Он решил сменить тему на более пригодную для беседы.
— Между прочим, — сказал он. — Я тут думал о климаксологии.
— Господи.
— На самом-то деле это очень древняя система — расстановка вешек человеческой жизни. Ну, ты знаешь.
— Да, конечно.
— Почему совершеннолетие у нас — в двадцать один год, а не в двадцать?
— Ну да. Люди это инстинктивно чувствуют.
— Семь лет, — провозгласил Пирс. — Возраст Разума. Таков католический догмат. Возраст, после которого ты отвечаешь за свои грехи.
— Хм, — сказала она. — Правда? Ну, тогда…
— Этруски, — продолжал Пирс (он только что вспомнил об этом, ассоциации выскакивали одна за другой, как фрукты в окошке игрального автомата), — считали, что мужчина готов к общественной службе в возрасте тридцати пяти лет. У них этот принцип позаимствовали римляне. А у римлян — мы. Вот почему нельзя стать президентом, пока тебе не будет семижды пять лет.

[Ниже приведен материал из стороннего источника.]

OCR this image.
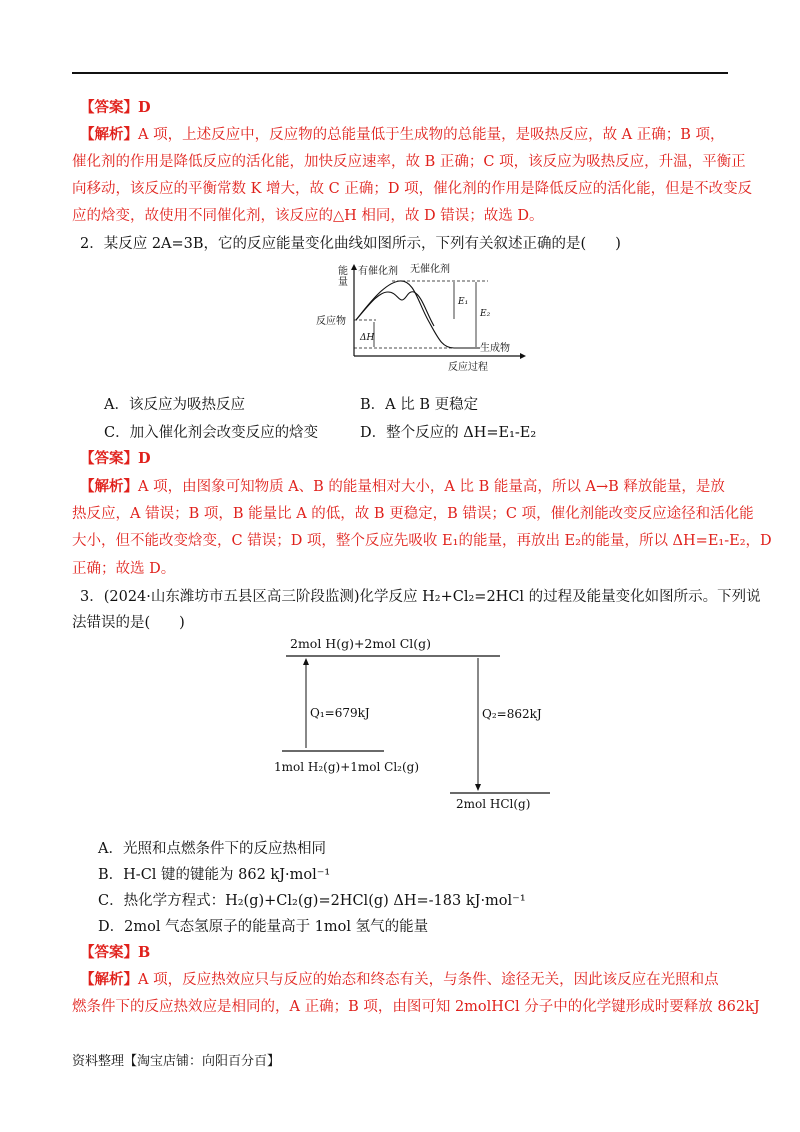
【答案】D
【解析】A 项，上述反应中，反应物的总能量低于生成物的总能量，是吸热反应，故 A 正确；B 项，
催化剂的作用是降低反应的活化能，加快反应速率，故 B 正确；C 项，该反应为吸热反应，升温，平衡正
向移动，该反应的平衡常数 K 增大，故 C 正确；D 项，催化剂的作用是降低反应的活化能，但是不改变反
应的焓变，故使用不同催化剂，该反应的△H 相同，故 D 错误；故选 D。
2．某反应 2A=3B，它的反应能量变化曲线如图所示，下列有关叙述正确的是(　　)
能
量
有催化剂 无催化剂
反应物
ΔH
E₁
E₂
生成物
反应过程
A．该反应为吸热反应	B．A 比 B 更稳定
C．加入催化剂会改变反应的焓变	D．整个反应的 ΔH=E₁-E₂
【答案】D
【解析】A 项，由图象可知物质 A、B 的能量相对大小，A 比 B 能量高，所以 A→B 释放能量，是放
热反应，A 错误；B 项，B 能量比 A 的低，故 B 更稳定，B 错误；C 项，催化剂能改变反应途径和活化能
大小，但不能改变焓变，C 错误；D 项，整个反应先吸收 E₁的能量，再放出 E₂的能量，所以 ΔH=E₁-E₂，D
正确；故选 D。
3．(2024·山东潍坊市五县区高三阶段监测)化学反应 H₂+Cl₂=2HCl 的过程及能量变化如图所示。下列说
法错误的是(　　)
2mol H(g)+2mol Cl(g)
Q₁=679kJ	Q₂=862kJ
1mol H₂(g)+1mol Cl₂(g)
2mol HCl(g)
A．光照和点燃条件下的反应热相同
B．H-Cl 键的键能为 862 kJ·mol⁻¹
C．热化学方程式：H₂(g)+Cl₂(g)=2HCl(g) ΔH=-183 kJ·mol⁻¹
D．2mol 气态氢原子的能量高于 1mol 氢气的能量
【答案】B
【解析】A 项，反应热效应只与反应的始态和终态有关，与条件、途径无关，因此该反应在光照和点
燃条件下的反应热效应是相同的，A 正确；B 项，由图可知 2molHCl 分子中的化学键形成时要释放 862kJ
资料整理【淘宝店铺：向阳百分百】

— А ведь точно. Ага. Не клади трубку, карандаш возьму.
— Давай.
Где она? На другом конце провода чуть слышно пели птицы. Этруски на самом-то деле считали пятерками, пять лет — lustrum,[478] ну да не важно.
476
«Змеи и лестницы» — настольная игра, известная в России как «Гусек». Продвижение фишки из начала в конец игрового поля, вперед и назад, определяется выпавшими очками и клеткой, в которой фишка оказывается. Предполагают, что игра, возникшая в викторианской Англии, восходит к игре древнеиндийской (II в. до н. э.).
477
…глубокое довольство эвгемериста… — Эвгемеризм — рационалистическая доктрина, объясняющая происхождение религии посмертным или прижизненным обожествлением властителей или знаменитостей (по имени древнегреческого философа IV в. до н. э. Эвгемера, автора не дошедшего до нас утопического романа «Священная запись»).
478
…пять лет — lustrum… — В Древнем Риме — ценз, перепись населения в конце пятилетнего срока, первоначально — обряд очищения общины.